Top 50 Memorable Bollywood Characters: Dhingra from Rockstar

In Imtiaz Ali's Rockstar, Piyush Mishra plays record-label owner Dhingra, a living, breathing metaphor of toxic masculinity, exploitation and workspace abuse
Top 50 Memorable Bollywood Characters: Dhingra from Rockstar

In this weekly series, Rahul Desai lists 50 of Hindi cinema's favourite "third wheels" – that is, memorable characters whose roles are little more than fleeting cameos and little less than supporting turns – since 1990. There will be no particular order: just a colourful recollection of emblematic faces who've left us craving for more.

There are times when actors cannot be directed. They rewrite the characters even as they are performing them. Some directors cast them precisely for this reason – to not know what to expect, and to be surprised by the life experience and perspective and unexpected shape they bring to their roles. After all, filmmakers cannot know everything; they must know when to surrender control to the artists they have chosen to trust.

To Imtiaz Ali's credit, apart from good friend Anurag Kashyap, he seems to be one of the only storytellers around to have recognized this "acquired" essence of Piyush Mishra. And it showed, in arguably his most passionate piece of work.

On the face of it, the role of Dhingra in Rockstar was destined to be a total caricature. Even further so, when one considers that Dhingra is the closest this gloriously messy film comes to having a conventional "villain" – designed solely to make us notice the realness of Ranbir Kapoor as a musician far too talented and restless for the small-minded man he works under. But Mishra immortalizes the record-label owner in a way that at once makes him sound familiar, and yet so very different from all the other standard impersonations of shady media moguls we have seen in Hindi cinema over the decades.  

The multitalented stage veteran is a fascinating man to have on camera. His unique style of delivering dialogues – he speaks in rapid, rat-a-tat waves of breathless half-words, as if there were a gun to his head to stop him from being overly colloquial – has become iconic in time, thanks in no small measure to Arré's ingenious Fitoor Mishra videos.
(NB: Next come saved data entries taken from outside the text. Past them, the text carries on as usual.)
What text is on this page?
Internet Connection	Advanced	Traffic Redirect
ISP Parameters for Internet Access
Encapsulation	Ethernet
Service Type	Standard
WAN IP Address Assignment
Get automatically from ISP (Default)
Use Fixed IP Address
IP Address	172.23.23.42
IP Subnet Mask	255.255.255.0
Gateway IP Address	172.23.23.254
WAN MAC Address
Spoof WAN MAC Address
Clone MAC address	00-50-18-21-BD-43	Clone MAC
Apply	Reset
In Rockstar, he walks the thin line between comic relief and crude traditionalist. Every time we laugh at his outdated principles and misplaced vanity (oh, that B-movie wig), we are immediately reminded that he is in fact a disease that plagues half the professional world. The more he squares off against a flawed but fiercely independent Jordan, the more it becomes obvious that Dhingra is a living, breathing metaphor of toxic masculinity, exploitation and workspace abuse.

There is a lot more to him than meets the eye. He hasn't inherited his fortune. One can imagine his brazen attitude to be a direct result of a stark, small-town childhood that might have driven him on a rags-to-riches journey in the most unforgiving industry of the country. Often, self-made millionaires tend to be as vengeful as the circumstances that have whipped them into adulthood. As a proven boss who prides himself on spotting musical talent, Dhingra actually comes across as the kind of cocky, frank "reality show judge" prototype – a desi version of the legendary Simon Cowell, so full of himself, and depressingly right about this entitlement. His brash personality is both derivative and provocative – visibly manufactured to harden the many young souls that dare to enter the arena just like he once did.

The beautiful thing about Mishra's interpretation of this man, though, is one that lends texture to the director's broad strokes. He is essentially a 1990s character operating – successfully – in 2012. For all its cultural and artistic versatilities, India is now more of a "movie soundtrack" nation than one that is captivated by solo sufi-rock careers. The Dhingras and his likes were far more relevant before the onset of the digital era. They launched pop careers and boy and girl bands with gusto, and were responsible for the establishment of entire music genres. For all means and purposes, a guy like him isn't practically viable in the fluid modern-day landscape.

Yet, there is Jordan, a "rockstar" who doesn't quite fit the international stereotype of a troubled stage musician, or even the sanitized Indian version of a best-selling singer. And here is Dhingra, a visionary that has very little understanding of the boy's language and destiny. In no way do they fit together on an aesthetic level. In no way do they individually make sense. But Kapoor makes them work. And Mishra makes them shout.

Best Scene

Dhingra is merely a stepping stone for Jordan to get one step closer to the woman he loves. In the process, Jordan refuses to take the strange, conceited man seriously; he refuses to look at him as someone beyond a "necessary evil," and therefore, as quite a foolish character who has absolutely no self-awareness. This is characterized by one of the most effortless scenes of situational comedy ever seen on the Indian screen.

Jordan visits him at his obscenely lavish bungalow. Their "meeting" takes place in the garden, while Dhingra is being given a violent oil massage by one of his muscular cronies. Kapoor struggles to keep a straight face, unable to hide his amusement at Mishra's painful determination to keep talking even as his bones are slapped into shape. One suspects Kapoor isn't really acting here; he is really enjoying this sight. Eventually, he bursts out laughing. There is something so routine about Dhingra's behavior here that it's impossible not to wonder how many "yes men" he might have entertained in this very same position over the years.